“Can this be applicable to art and my life?”
I was supposed to start on a new art project; which in my case is usually an illustration of something that will be used on a food/packaging label. Normally I would share more, but this job is likely to be confidential. I’m anticipating that I’ll have to sign a paper saying I will not share any information about what I’m illustrating.
I find it interesting how clients really worry that their competitors will find out about their unique product! Nowadays with the advent of stock photography and illustration, it is so much cheaper to buy existing art. However, thank God there is still the mind-set of wanting something unique for their product. That helps my business by giving me commissioned work.
I did not hear from the art director, despite leaving a message, until this evening. I am off the hook for working this weekend. I wish that would mean that the “drop dead deadline” would be extended to compensate for this, but in my line of work the deadline will remain fixed while the art director and client bicker over miniscule details.
In the end, they are absolutely clueless about what goes into creating a painting and how cheating the artist of time actually lessens the quality. Like anything, more time spent is usually a better result.
So the motto that I used to teach my students in illustration classes was:
Hmmm, that might actually be something applicable to the rest of my life, as well.
I plan to write more about the kind of work that I do; I think it might actually be interesting to know what goes into illustrating food for labels, billboards, FSI (newspaper inserts), and magazines.
With the advent of the computer destroying so many careers like mine, I actually have benefited by reaching even a faster level of creating art. I am able to recycle elements from my huge library of images and create new paintings that resemble “originals.” (Don’t tell the client that, please!)
Two years ago, I was desperately trying to find some revenue. I decided I’d try to teach private art lessons. On the Internet, I found a company that hired teachers for music and art lessons called “Picasso Art and Music School.”

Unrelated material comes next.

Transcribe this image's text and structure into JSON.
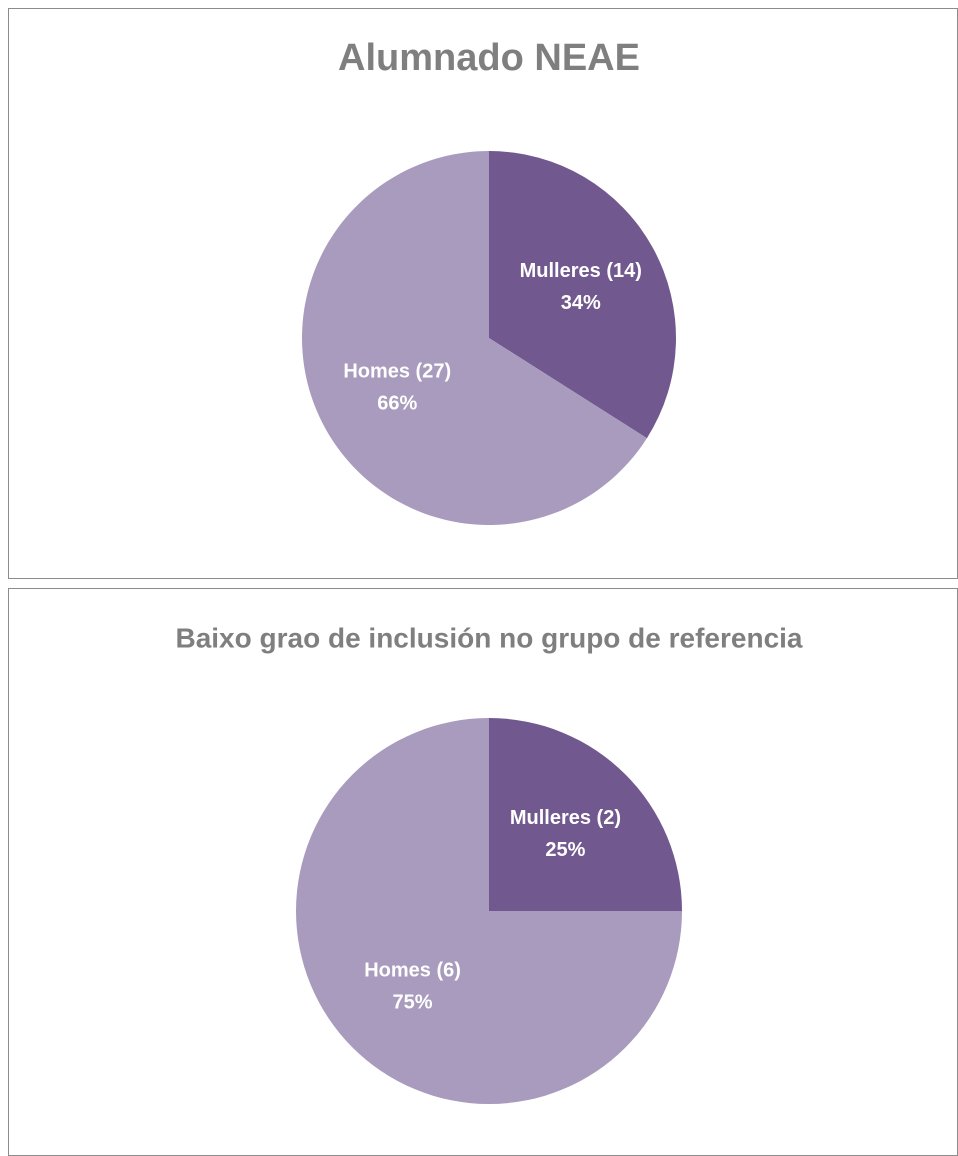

They sold packages of eight lessons and I would receive $40 an hour. I was responsible for driving to the student’s home. I was quickly hired and thus began a brief foray into teaching private art lessons.
As a college art teacher, I was far more used to having thirty adults looking over my shoulder as I painted. I wasn’t used to working with a one child. I began working with a 13-year-old prodigy. Because it was quite a drive for $40 per hour, the family agreed to a two-hour lesson every other week to make it easier for me. It took me almost an hour sometimes just to prepare for the lesson. This was not economically viable for me.
This company ended up being a scam! Not only was I not paid for 8 lessons, but the company charged all of my students’ parents 2-3 times over on their credit cards. I was paid directly by the parents after that, but the sting of being ripped off still bugged me.
I saw more about this scam on the Internet later on. I don’t think my writing skill was put to good use, because all of my letters of complaint didn’t go anywhere. I guess it was another life lesson for me.
I did enjoy the two students that I gave those lessons to. The “prodigy” really has really expanded her abilities and I have gotten email updates from her mother occasionally.
I always hold out for the BIG project; one like Beech Nut Baby Food, where I was commissioned to create over a hundred paintings. It’s at times like that when I’ve “disappeared” and have relied on hiring more help.
Below are two paintings that show how I can utilize the computer to create two different looks (aside from reversing them). Notice that when the sky has different colors, it is very important for it to reflect into that winding river. It has been fun writing and sharing information about something passionate for me, something that is other than my family!
I want to share something funny and totally unscripted.
I was waiting to receive a signed estimate for my current illustration assignment. I called today, to remind the art director to sign and fax it back to me. It was sitting in my fax machine and the picture is below.
I took it out of the fax, and wondered why the heck it said, “Thank you for my Bar Mitzvah Gift!” I was confused. It was the same font I used for youngest son’s thank you notes. Plus, she wasn’t at his Bar Mitzvah.
It turned out my dad had taken paper out of the trash in order to “use the back” and save paper. Oh my God, if this ever went to court, even the art director’s signature and date were obscured. Should I ask her to fax it again?
Now the cats out of the bag – I guess everyone knows that my son didn’t print his thank you’s all by himself!